A Shift of Standards

May 29th, 2011

Before windows was the de facto standard, now standards are.

It's a positive direction.

I Hire Friends

May 4th, 2011

It's too bad that nepotism has been given a bad rap by incompetent cousins of corporate despots.

My hiring policy is this: Hire friends.
Not that you shouldn't hire people you don't know, but even if I don't know them already, I want hire a person I can imagine being a future friend.
Obviously, a ridiculous level of skill is a prerequisite as well,  but besides that I look for people who are just to awesome on all levels to not hire.

To me, the right kind of thinking and personality and general skill counts more heavily than X years of experience with technology Y or a ph.d. in Z.

Open Game Platform – Lessons from SCUMMVM

November 26th, 2010

I grew up playing (and loving) LucasArts' SCUMM games, and I've been continuously thrilled by the extended life they are getting, simply from SCUMMVM being ported to a huge number of platforms.

It doesn't matter that the games we made long ago, and never intended for Mac, PSP, iPhone or whatever the latest gadget is. Because of the way SCUMM was made, the games seem to have an ever-growing install base.

This led me to think: Could this be done on a larger scale?

What if an Open Game Platform was designed, which utilized technologies such as LVVM and standard graphics APIs, plus a lot of other standard functionality (asset loading, etc), to make a virtual, standardized platform to run games on. And then that platform could simply be implemented on a heap of devices.
So, if Company X decides to create a new set top box or a handheld, they could decide to implement the Open Game Platform, and then there would be a world of games that could be run directly run on their device from launch day, with no need to port or recompile the individual games.

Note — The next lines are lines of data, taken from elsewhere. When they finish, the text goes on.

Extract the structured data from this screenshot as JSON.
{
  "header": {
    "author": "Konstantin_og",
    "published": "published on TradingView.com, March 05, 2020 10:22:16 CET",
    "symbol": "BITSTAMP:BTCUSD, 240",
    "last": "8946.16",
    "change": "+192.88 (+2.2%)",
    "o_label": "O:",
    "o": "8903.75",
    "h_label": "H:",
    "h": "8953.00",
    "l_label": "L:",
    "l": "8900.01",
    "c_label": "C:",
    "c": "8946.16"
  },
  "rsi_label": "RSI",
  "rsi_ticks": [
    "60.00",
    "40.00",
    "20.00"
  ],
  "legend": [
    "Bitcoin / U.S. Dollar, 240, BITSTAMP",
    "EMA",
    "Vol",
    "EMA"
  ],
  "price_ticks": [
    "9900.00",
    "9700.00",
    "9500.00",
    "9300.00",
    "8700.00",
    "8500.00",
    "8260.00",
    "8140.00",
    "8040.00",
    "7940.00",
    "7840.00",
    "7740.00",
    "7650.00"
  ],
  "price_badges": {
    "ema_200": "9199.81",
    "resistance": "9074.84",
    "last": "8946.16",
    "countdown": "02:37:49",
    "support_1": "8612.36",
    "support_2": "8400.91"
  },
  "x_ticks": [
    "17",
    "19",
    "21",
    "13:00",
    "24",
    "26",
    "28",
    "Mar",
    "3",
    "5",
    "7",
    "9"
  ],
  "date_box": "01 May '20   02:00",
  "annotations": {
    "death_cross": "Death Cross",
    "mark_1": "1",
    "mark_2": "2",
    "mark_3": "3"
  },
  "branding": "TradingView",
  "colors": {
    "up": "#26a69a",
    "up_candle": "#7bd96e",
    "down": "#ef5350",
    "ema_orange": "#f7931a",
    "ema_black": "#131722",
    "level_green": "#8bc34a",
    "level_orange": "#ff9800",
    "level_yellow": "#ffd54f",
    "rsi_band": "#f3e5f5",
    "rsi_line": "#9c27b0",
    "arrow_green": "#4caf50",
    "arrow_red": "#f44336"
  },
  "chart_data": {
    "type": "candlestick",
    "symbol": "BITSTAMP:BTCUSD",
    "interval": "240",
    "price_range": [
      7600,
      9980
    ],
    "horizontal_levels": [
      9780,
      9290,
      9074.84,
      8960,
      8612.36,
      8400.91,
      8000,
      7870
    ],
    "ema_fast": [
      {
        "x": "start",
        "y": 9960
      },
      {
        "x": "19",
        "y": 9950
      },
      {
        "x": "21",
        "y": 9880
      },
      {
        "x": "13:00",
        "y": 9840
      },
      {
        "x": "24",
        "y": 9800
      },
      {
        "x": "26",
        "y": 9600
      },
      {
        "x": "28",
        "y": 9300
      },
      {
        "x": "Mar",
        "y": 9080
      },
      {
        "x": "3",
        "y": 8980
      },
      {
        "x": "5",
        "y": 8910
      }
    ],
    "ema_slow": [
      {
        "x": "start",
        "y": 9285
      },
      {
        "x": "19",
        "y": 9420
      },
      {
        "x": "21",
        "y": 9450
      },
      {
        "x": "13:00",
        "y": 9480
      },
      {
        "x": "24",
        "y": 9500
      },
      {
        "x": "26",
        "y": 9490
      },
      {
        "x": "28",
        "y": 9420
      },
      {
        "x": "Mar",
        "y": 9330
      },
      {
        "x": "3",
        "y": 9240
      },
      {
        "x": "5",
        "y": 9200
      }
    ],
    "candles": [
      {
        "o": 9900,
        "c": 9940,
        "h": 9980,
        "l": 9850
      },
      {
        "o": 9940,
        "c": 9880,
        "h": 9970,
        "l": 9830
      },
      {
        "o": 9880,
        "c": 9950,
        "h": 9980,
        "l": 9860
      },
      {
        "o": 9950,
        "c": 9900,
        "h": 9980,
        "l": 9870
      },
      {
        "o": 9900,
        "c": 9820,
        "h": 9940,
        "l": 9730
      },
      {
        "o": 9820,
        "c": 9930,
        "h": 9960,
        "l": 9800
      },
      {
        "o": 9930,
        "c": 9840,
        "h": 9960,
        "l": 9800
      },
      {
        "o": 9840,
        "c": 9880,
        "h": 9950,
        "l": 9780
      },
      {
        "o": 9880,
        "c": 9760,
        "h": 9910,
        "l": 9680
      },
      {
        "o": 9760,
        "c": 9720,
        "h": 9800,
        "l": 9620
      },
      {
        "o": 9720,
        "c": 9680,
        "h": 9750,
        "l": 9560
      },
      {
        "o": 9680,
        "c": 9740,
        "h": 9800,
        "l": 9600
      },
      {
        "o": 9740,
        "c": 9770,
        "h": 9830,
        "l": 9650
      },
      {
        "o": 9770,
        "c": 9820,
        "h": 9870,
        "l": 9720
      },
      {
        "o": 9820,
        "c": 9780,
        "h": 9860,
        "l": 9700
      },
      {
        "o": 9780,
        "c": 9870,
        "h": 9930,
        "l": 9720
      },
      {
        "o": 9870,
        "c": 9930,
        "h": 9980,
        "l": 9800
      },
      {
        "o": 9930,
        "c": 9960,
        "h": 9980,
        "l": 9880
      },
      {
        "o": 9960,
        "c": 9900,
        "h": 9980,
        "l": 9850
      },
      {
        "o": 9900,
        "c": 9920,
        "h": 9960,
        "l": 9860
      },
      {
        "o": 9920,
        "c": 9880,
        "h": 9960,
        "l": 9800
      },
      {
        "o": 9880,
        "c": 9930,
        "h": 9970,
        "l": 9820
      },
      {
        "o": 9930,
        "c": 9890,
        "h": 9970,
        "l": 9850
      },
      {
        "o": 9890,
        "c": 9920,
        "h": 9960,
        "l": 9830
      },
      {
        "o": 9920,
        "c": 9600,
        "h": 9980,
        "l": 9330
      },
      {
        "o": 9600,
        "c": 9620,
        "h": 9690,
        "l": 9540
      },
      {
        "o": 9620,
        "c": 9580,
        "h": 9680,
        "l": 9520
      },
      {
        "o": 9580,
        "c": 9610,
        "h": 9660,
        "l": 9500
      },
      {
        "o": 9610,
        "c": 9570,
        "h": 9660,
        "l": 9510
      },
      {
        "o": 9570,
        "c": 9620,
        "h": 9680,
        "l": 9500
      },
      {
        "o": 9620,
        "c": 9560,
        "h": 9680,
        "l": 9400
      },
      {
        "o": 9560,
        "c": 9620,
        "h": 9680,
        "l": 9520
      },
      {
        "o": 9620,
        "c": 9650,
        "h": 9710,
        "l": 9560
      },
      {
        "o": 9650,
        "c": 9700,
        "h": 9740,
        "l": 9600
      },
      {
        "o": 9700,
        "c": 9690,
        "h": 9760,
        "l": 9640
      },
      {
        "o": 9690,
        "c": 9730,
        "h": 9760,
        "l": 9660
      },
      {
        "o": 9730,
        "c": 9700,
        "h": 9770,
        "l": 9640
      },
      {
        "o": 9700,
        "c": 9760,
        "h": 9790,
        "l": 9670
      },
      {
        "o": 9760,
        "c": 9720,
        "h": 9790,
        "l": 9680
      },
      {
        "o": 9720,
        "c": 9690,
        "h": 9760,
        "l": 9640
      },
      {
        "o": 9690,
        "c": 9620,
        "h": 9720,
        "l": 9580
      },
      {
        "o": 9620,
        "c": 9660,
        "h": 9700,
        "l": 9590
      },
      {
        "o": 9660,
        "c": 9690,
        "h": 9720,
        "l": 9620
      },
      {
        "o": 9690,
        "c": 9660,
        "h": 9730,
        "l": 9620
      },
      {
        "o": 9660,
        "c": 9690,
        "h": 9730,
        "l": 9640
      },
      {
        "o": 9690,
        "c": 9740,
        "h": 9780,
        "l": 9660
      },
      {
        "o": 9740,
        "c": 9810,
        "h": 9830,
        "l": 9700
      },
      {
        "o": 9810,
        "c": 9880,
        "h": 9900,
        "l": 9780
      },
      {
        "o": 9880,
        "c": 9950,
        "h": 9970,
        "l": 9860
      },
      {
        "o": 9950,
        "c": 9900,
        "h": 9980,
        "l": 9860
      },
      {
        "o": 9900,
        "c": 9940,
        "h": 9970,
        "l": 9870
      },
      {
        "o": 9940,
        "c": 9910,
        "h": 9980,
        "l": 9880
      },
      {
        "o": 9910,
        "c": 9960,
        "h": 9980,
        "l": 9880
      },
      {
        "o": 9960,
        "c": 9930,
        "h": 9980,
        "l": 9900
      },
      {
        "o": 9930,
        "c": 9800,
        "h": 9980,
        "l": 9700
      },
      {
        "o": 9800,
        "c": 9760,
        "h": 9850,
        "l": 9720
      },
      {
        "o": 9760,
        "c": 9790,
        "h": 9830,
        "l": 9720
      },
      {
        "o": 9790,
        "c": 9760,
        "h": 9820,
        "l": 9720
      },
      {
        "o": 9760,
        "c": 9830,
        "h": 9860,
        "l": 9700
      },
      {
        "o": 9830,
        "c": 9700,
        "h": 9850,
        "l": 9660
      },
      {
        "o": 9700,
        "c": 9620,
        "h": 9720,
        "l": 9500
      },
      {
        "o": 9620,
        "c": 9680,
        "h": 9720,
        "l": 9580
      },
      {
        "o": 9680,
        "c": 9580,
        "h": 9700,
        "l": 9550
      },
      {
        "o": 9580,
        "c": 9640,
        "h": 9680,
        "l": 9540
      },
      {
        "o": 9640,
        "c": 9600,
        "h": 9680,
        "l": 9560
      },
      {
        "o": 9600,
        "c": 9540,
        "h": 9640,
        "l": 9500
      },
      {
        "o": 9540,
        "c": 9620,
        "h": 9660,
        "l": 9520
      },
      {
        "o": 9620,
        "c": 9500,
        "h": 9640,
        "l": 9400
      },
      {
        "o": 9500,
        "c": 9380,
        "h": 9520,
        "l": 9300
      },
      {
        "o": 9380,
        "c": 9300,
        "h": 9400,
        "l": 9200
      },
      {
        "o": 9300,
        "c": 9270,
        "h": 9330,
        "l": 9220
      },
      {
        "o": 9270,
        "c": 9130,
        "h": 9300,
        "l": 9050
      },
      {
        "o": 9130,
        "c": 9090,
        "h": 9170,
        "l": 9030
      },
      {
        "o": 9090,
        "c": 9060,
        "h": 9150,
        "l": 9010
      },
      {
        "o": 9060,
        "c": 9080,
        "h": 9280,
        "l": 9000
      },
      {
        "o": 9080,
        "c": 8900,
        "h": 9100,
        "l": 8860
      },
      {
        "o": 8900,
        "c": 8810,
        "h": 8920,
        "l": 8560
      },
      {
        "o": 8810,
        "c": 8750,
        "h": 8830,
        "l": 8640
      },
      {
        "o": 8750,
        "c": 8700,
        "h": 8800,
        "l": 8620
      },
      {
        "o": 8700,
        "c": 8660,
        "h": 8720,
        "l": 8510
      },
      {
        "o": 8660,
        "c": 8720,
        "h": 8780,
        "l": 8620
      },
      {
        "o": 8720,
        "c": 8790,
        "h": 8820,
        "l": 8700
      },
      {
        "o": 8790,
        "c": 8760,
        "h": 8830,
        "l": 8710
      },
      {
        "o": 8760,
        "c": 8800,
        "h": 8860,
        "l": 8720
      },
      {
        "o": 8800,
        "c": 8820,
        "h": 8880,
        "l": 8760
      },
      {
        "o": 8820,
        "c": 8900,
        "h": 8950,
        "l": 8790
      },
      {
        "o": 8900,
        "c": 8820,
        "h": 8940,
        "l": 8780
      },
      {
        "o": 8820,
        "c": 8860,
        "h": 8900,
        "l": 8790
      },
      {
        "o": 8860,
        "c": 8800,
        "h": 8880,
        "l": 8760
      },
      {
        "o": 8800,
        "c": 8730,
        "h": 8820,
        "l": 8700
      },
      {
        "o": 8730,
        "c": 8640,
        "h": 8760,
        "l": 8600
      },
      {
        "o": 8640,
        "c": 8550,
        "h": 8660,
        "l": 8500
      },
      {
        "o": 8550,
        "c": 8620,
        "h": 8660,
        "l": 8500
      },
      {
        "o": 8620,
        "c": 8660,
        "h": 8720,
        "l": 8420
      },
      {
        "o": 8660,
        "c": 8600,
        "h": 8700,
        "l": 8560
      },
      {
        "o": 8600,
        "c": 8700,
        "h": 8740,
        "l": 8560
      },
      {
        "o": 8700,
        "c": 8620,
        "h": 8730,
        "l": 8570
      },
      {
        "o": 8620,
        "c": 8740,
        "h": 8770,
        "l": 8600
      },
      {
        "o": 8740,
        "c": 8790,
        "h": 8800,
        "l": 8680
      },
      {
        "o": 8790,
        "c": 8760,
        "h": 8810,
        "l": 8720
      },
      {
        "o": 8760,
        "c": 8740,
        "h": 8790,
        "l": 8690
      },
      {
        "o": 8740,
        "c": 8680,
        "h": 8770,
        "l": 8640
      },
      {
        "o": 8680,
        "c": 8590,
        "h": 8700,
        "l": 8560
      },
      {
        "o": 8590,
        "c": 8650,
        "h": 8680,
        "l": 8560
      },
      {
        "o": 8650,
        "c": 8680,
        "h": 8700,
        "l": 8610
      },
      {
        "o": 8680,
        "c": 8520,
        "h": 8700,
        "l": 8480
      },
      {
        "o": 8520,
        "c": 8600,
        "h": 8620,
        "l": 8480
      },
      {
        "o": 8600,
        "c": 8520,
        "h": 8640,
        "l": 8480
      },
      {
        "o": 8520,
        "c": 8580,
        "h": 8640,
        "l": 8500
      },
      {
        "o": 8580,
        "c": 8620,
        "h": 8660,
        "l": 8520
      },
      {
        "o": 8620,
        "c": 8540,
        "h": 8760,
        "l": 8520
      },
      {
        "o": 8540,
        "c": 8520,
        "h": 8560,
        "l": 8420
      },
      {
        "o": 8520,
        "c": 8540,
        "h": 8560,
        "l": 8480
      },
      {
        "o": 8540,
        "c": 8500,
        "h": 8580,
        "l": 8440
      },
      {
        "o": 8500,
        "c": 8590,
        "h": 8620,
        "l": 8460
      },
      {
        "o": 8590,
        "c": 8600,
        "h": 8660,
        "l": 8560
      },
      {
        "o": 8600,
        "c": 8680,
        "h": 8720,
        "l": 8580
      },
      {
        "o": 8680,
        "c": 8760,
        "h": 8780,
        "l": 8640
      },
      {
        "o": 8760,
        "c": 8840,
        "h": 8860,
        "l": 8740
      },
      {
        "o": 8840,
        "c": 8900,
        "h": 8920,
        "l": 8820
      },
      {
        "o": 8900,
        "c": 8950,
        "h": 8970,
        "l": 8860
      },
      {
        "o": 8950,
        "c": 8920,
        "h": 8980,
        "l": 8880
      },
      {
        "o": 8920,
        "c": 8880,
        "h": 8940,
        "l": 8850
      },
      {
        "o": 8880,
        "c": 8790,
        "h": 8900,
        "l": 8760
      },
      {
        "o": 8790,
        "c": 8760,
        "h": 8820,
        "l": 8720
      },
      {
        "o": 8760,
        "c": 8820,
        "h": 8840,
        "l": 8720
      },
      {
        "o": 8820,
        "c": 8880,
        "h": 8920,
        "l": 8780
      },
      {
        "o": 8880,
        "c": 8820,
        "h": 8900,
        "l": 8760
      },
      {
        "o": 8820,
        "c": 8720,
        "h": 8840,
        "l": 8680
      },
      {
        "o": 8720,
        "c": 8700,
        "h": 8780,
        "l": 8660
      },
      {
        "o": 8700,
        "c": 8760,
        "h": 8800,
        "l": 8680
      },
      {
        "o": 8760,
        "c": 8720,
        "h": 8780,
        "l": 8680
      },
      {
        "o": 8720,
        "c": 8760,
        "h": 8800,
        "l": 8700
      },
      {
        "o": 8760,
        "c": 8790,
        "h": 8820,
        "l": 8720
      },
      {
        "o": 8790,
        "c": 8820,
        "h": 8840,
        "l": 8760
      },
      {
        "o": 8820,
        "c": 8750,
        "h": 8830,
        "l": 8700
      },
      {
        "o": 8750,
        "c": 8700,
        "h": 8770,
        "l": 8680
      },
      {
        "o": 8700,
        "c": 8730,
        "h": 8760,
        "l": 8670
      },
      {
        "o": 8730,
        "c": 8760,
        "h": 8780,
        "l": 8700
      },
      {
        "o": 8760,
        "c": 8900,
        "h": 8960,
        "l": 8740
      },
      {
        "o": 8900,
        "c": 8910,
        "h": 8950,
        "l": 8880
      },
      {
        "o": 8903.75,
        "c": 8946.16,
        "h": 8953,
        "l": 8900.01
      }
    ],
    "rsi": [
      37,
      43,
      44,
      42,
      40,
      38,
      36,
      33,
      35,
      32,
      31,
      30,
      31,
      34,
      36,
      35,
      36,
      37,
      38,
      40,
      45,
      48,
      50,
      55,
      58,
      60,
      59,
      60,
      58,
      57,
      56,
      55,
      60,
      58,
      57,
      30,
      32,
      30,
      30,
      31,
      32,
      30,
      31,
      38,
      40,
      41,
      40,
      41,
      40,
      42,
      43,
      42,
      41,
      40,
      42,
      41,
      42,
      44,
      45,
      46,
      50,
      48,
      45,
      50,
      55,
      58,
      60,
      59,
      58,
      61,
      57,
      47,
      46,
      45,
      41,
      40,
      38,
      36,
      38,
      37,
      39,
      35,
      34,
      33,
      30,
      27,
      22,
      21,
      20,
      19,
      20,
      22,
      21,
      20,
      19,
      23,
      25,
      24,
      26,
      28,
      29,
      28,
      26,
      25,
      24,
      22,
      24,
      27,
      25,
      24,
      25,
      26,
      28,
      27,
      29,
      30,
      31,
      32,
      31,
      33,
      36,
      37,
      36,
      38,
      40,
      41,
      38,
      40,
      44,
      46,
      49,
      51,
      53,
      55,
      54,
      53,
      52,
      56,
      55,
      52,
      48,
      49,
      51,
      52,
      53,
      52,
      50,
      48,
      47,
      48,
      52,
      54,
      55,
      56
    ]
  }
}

I am not blind to the huge challenge of deciding the feature set and control schemes that would make this a good platform, but I think those things could be overcome, if you make one important decision: This platform could not and should not cater to every game that could possibly be made. It should simply be a reasonable feature set that would allow a lot games to work, and which would work for the many, many indie game developers.

I think it would be reasonable to make separate platforms for 2D games and 3D games.

I am aware that a number of platforms exist that could reasonably be used for this – for example, Java with JavaFX/Java3D/whatever. Or the .NET CLR with some additions – but I think they are too general for that to really work well. I am sure you could possibly use some of these technologies as parts for the Open Game Platform, but in themselves they are too general.

It would make sense to build this heavily out of BSD/MIT licensed open source projects by the bulk.

Just a thought – but one that made me register opengameplatform.com/.org.